You're also right Eric about everything that gets mentioned in the beginning of the movie playing a part later. In fact, it happens so much that it's almost laughable. You don't have to wonder if something mentioned will be come back into it because all of it does. One cute little reference that I never picked up before is that the name of the mall where the Delorean goes back in time is named Twin Pines Mall at the beginning of the film, but when Marty goes back to the fifties he hits and kills a pine tree so that when he returns to the future the mall is now named Lone Pine Mall. It's only there if you notice it, but it's a nice little Easter egg if you do.
Another thing that I never noticed before, possibly because I hadn't watched it in years, is just how much the movie is one giant oedipus complex. I mean Marty's mother is sexually attracted to him and his father looks up to him as a better man. It couldn't be any more blatant.
Crispin Glover and Christopher Lloyd are both standouts, but I think you downplay Michael J. Fox's contribution, Eric. Sure, he's often the straight man to the zany antics of the supporting cast, but he's the glue that holds it all together. He's likable and believable in the part. Just FYI Eric, that's not really him singing at the end of the film in the scene you felt wasn't needed. I didn't mind it, sure maybe it could have been trimmed a little, but the whole movie is so well paced that I didn't feel as though this scene slowed it down in anyway.
It's been so long since this movie was released that I'm only surprised that a remake isn't already in the works. In this one Marty would be going back to the 1980s. It would never be as good as the original, but that's certainly never stopped Hollywood from remaking movies in the past.
Christopher Lloyd and Michael J. Fox in Back to the Future.
I too enjoyed seeing this movie again after many years. It holds up well as it features a talented cast and was cleverly written with all the loose ends being tied into one big bow by the end. For a fantasy time-travel movie it is well thought out.
One thing that stood out now is just how quaint and old-fashioned the 1950s are shown to be. The farm family that discovers Marty after he crashes into their barn, for example, acts like they have never seen a car before. Sure it is futuristic looking compared to the cars they would have been familiar with but surely they would have been able to recognize it as a car.

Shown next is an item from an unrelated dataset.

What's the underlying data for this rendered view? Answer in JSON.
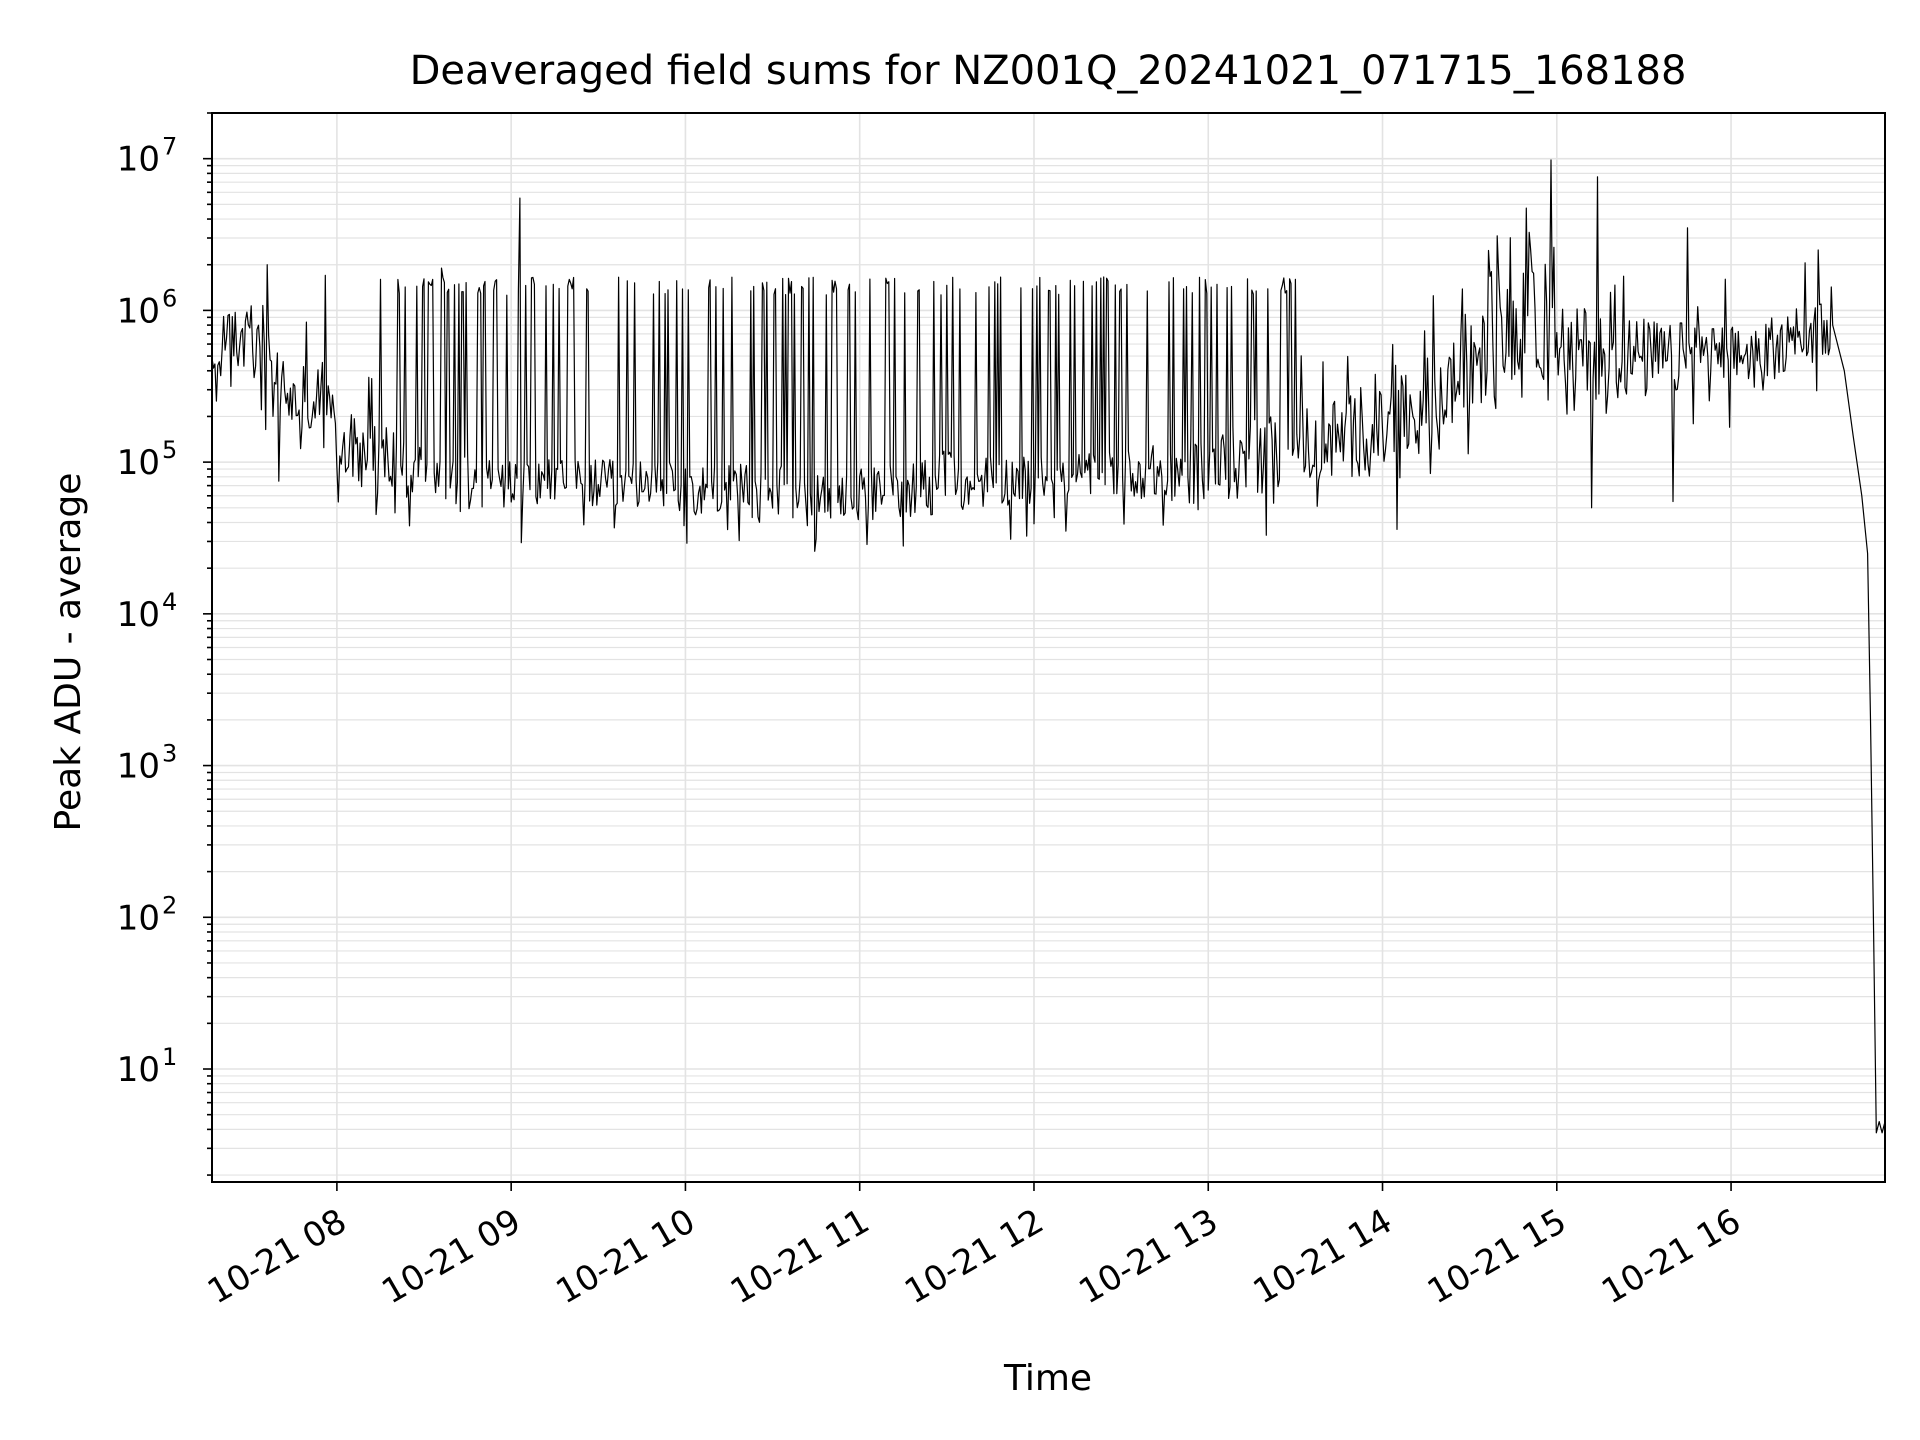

I thought the town looked familiar. It was the same back lot they used for the town in Gremlins. Both of which are now classic 80s movies. Another interesting piece of trivia is that this movie marked the debut of Billy Zane. He plays Match one of Biffs’ teenaged cohorts. I liked how they subtly represented the changes in race relations that took place between the 1950s and 1980s. In 1985 the town has a black mayor whereas in 1955 it was inconceivable.
The Oedipus angle never crosses the line of good taste. Just when it almost begins to make the audience squirm they pull back from it. Lea Thompson is very good and she is the only one that acts different as a teenager than as an adult. Both George and Biff have exactly the same personalities at 17 as they did at 47 at the beginning of the movie. Eric is right however that George gets the biggest emotional arc.
This movie takes you on an exciting adventure that mixes nostalgia with laughs. The scene where Marty pretends to be an alien in order to convince his dad to ask his mom out to the dance is hilarious. “Last night, Darth Vader came down from planet Vulcan and told me that if I didn't take Lorraine out that he'd melt my brain.”
I also agree that Christopher Lloyd steals many scenes. He and Fox make a great comedy team. I like how he channels Dr. Frankenstein when he excitedly hollers, “It works! It works!”
Back to the Future was the highest grossing movie of 1985. It remains as entertaining today as it did way back when that actor Ronald Reagan was president. I wonder if the sequels hold up as well?